The couple fight as the reality of the daily grind rubs against the probable futility of Jacob’s dreams. To improve matters, Monica’s mother Soon-ja (Yuh-jung Youn) comes to stay, much to the displeasure of David, who says she’s not a “real grandmother”: she swears, wears men’s underwear and “smells like Korea”.
Director and writer Lee Isaac Chung has said that Minari is autobiographical-ish, based on parts of his own childhood. And there is certainly truth imprinted on the scenes of familial life. A lightness of touch that feels like tenderness, the kind rendered from the most dog-eared of memories. They are intricately sketched memories of love, particularly in the evolving relationship between David and his grandmother (both Youn and Kim are utterly delightful). But also those that are more painful — the kids sending paper aeroplanes with “don’t fight” scribbled on flying into the middle of one particularly loud, cruel argument.

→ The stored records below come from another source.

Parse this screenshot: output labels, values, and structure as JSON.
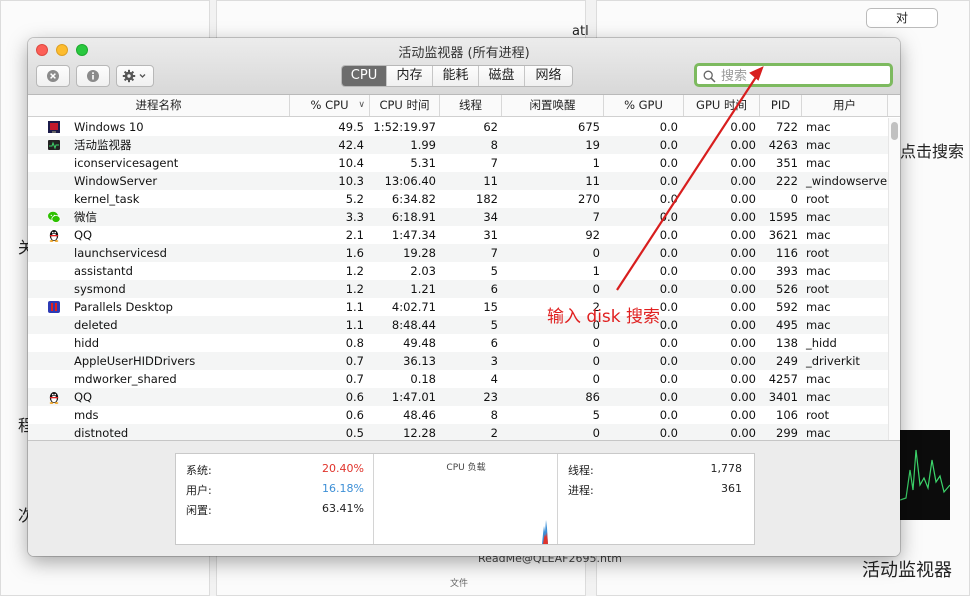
{
  "background": {
    "top_text": "atl",
    "right_text": "点击搜索",
    "left_char_1": "关",
    "left_char_2": "程",
    "left_char_3": "次",
    "bottom_right_text": "活动监视器",
    "button_text": "对",
    "file_text": "ReadMe@QLEAF2695.htm",
    "small_text": "文件"
  },
  "window": {
    "title": "活动监视器 (所有进程)",
    "tabs": [
      "CPU",
      "内存",
      "能耗",
      "磁盘",
      "网络"
    ],
    "active_tab": "CPU",
    "search_placeholder": "搜索"
  },
  "table": {
    "columns": [
      "进程名称",
      "% CPU",
      "CPU 时间",
      "线程",
      "闲置唤醒",
      "% GPU",
      "GPU 时间",
      "PID",
      "用户"
    ],
    "sort_indicator": "∨",
    "rows": [
      {
        "name": "Windows 10",
        "cpu": "49.5",
        "cpu_time": "1:52:19.97",
        "threads": "62",
        "idle_wakeups": "675",
        "gpu": "0.0",
        "gpu_time": "0.00",
        "pid": "722",
        "user": "mac",
        "icon": "parallels-windows-icon"
      },
      {
        "name": "活动监视器",
        "cpu": "42.4",
        "cpu_time": "1.99",
        "threads": "8",
        "idle_wakeups": "19",
        "gpu": "0.0",
        "gpu_time": "0.00",
        "pid": "4263",
        "user": "mac",
        "icon": "activity-monitor-icon"
      },
      {
        "name": "iconservicesagent",
        "cpu": "10.4",
        "cpu_time": "5.31",
        "threads": "7",
        "idle_wakeups": "1",
        "gpu": "0.0",
        "gpu_time": "0.00",
        "pid": "351",
        "user": "mac",
        "icon": ""
      },
      {
        "name": "WindowServer",
        "cpu": "10.3",
        "cpu_time": "13:06.40",
        "threads": "11",
        "idle_wakeups": "11",
        "gpu": "0.0",
        "gpu_time": "0.00",
        "pid": "222",
        "user": "_windowserver",
        "icon": ""
      },
      {
        "name": "kernel_task",
        "cpu": "5.2",
        "cpu_time": "6:34.82",
        "threads": "182",
        "idle_wakeups": "270",
        "gpu": "0.0",
        "gpu_time": "0.00",
        "pid": "0",
        "user": "root",
        "icon": ""
      },
      {
        "name": "微信",
        "cpu": "3.3",
        "cpu_time": "6:18.91",
        "threads": "34",
        "idle_wakeups": "7",
        "gpu": "0.0",
        "gpu_time": "0.00",
        "pid": "1595",
        "user": "mac",
        "icon": "wechat-icon"
      },
      {
        "name": "QQ",
        "cpu": "2.1",
        "cpu_time": "1:47.34",
        "threads": "31",
        "idle_wakeups": "92",
        "gpu": "0.0",
        "gpu_time": "0.00",
        "pid": "3621",
        "user": "mac",
        "icon": "qq-penguin-icon"
      },
      {
        "name": "launchservicesd",
        "cpu": "1.6",
        "cpu_time": "19.28",
        "threads": "7",
        "idle_wakeups": "0",
        "gpu": "0.0",
        "gpu_time": "0.00",
        "pid": "116",
        "user": "root",
        "icon": ""
      },
      {
        "name": "assistantd",
        "cpu": "1.2",
        "cpu_time": "2.03",
        "threads": "5",
        "idle_wakeups": "1",
        "gpu": "0.0",
        "gpu_time": "0.00",
        "pid": "393",
        "user": "mac",
        "icon": ""
      },
      {
        "name": "sysmond",
        "cpu": "1.2",
        "cpu_time": "1.21",
        "threads": "6",
        "idle_wakeups": "0",
        "gpu": "0.0",
        "gpu_time": "0.00",
        "pid": "526",
        "user": "root",
        "icon": ""
      },
      {
        "name": "Parallels Desktop",
        "cpu": "1.1",
        "cpu_time": "4:02.71",
        "threads": "15",
        "idle_wakeups": "2",
        "gpu": "0.0",
        "gpu_time": "0.00",
        "pid": "592",
        "user": "mac",
        "icon": "parallels-desktop-icon"
      },
      {
        "name": "deleted",
        "cpu": "1.1",
        "cpu_time": "8:48.44",
        "threads": "5",
        "idle_wakeups": "0",
        "gpu": "0.0",
        "gpu_time": "0.00",
        "pid": "495",
        "user": "mac",
        "icon": ""
      },
      {
        "name": "hidd",
        "cpu": "0.8",
        "cpu_time": "49.48",
        "threads": "6",
        "idle_wakeups": "0",
        "gpu": "0.0",
        "gpu_time": "0.00",
        "pid": "138",
        "user": "_hidd",
        "icon": ""
      },
      {
        "name": "AppleUserHIDDrivers",
        "cpu": "0.7",
        "cpu_time": "36.13",
        "threads": "3",
        "idle_wakeups": "0",
        "gpu": "0.0",
        "gpu_time": "0.00",
        "pid": "249",
        "user": "_driverkit",
        "icon": ""
      },
      {
        "name": "mdworker_shared",
        "cpu": "0.7",
        "cpu_time": "0.18",
        "threads": "4",
        "idle_wakeups": "0",
        "gpu": "0.0",
        "gpu_time": "0.00",
        "pid": "4257",
        "user": "mac",
        "icon": ""
      },
      {
        "name": "QQ",
        "cpu": "0.6",
        "cpu_time": "1:47.01",
        "threads": "23",
        "idle_wakeups": "86",
        "gpu": "0.0",
        "gpu_time": "0.00",
        "pid": "3401",
        "user": "mac",
        "icon": "qq-penguin-icon"
      },
      {
        "name": "mds",
        "cpu": "0.6",
        "cpu_time": "48.46",
        "threads": "8",
        "idle_wakeups": "5",
        "gpu": "0.0",
        "gpu_time": "0.00",
        "pid": "106",
        "user": "root",
        "icon": ""
      },
      {
        "name": "distnoted",
        "cpu": "0.5",
        "cpu_time": "12.28",
        "threads": "2",
        "idle_wakeups": "0",
        "gpu": "0.0",
        "gpu_time": "0.00",
        "pid": "299",
        "user": "mac",
        "icon": ""
      }
    ]
  },
  "summary": {
    "system_label": "系统:",
    "system_value": "20.40%",
    "user_label": "用户:",
    "user_value": "16.18%",
    "idle_label": "闲置:",
    "idle_value": "63.41%",
    "load_title": "CPU 负载",
    "threads_label": "线程:",
    "threads_value": "1,778",
    "processes_label": "进程:",
    "processes_value": "361"
  },
  "annotation": {
    "text": "输入 disk 搜索"
  },
  "colors": {
    "system": "#e0332b",
    "user": "#3d8fd6",
    "annotation": "#e02020",
    "search_highlight": "#7dba5f"
  }
}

And it’s this that Chung is concerned with, rather than the more typical fish-out-of-water immigrant story. He doesn’t attempt to speak to the full Korean-American experience or claim that such a thing even exists. Racism, when encountered, is from the mouth of an unthinking child (who asks David why his face is “flat”), who quickly pivots to inviting the boy he was so casually cruel to over to his house. It’s present, but doesn’t drive the arc narratively.

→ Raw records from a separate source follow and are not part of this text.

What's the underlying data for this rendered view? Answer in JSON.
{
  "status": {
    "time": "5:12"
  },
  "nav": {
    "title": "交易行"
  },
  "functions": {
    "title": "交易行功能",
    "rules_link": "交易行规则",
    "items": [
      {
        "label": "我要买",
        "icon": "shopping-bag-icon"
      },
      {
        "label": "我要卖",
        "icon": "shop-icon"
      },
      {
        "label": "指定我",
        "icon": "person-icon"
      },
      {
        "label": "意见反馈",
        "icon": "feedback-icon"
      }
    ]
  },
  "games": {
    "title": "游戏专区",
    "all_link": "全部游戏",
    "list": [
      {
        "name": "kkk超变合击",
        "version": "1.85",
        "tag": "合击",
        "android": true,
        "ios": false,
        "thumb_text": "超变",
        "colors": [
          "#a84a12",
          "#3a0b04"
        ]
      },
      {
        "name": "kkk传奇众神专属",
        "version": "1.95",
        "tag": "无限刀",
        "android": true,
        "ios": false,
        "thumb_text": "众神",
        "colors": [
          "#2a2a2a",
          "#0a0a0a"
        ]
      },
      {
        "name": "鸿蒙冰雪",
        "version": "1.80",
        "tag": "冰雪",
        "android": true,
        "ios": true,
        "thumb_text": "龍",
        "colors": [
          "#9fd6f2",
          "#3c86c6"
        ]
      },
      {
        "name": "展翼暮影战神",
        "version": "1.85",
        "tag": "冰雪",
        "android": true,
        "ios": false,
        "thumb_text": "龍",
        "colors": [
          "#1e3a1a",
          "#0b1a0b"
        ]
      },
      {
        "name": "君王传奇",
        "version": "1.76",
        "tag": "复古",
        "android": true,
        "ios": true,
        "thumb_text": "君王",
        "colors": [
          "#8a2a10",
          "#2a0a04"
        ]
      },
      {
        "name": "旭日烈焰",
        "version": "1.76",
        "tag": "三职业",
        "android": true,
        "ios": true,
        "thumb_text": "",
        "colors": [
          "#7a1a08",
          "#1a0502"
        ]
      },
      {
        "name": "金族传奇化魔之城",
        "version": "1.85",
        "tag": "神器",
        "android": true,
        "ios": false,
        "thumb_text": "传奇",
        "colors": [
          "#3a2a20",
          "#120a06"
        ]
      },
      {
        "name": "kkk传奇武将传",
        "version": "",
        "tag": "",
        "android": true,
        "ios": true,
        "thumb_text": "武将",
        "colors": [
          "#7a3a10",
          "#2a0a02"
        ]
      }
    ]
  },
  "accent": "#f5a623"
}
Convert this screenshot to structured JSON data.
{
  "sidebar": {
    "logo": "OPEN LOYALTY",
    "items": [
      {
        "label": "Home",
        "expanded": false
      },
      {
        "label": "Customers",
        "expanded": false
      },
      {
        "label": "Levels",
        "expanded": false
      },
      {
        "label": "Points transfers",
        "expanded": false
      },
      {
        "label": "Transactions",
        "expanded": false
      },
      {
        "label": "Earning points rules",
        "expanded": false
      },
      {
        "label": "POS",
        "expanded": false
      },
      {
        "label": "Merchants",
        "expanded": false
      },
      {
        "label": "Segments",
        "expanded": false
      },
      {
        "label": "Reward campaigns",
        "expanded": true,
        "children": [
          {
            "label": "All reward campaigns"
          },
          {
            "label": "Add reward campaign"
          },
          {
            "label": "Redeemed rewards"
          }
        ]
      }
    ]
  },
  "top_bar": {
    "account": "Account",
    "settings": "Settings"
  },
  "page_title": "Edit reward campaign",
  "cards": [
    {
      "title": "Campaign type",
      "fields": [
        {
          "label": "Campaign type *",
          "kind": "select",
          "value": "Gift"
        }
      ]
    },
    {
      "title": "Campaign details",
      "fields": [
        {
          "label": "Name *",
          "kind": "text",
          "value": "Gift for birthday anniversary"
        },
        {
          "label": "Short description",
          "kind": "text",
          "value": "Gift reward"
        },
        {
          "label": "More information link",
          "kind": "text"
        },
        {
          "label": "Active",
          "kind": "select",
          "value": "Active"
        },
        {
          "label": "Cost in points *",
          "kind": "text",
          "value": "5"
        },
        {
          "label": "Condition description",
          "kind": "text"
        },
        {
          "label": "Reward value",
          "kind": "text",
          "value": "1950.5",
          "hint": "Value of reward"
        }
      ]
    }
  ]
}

It’s really about the universal dynamics of a family struggling to survive, daring to want to thrive. Of what happens to men, to fathers, when they feel they have to succeed at the expense of everything else, including the very family they’re claiming to do it for. But also about roots: how they’re sunk and can be torn out if not tended to. The gentle, lapping, quietly rhythmic pace could mistakenly be called a lack of dynamism, of storytelling propulsion. But actually there’s a boldness and confidence in the complete lack of emotional and dramatic manipulation. Of the natural ebb and flow of the drama, pulled and released by a wistful score.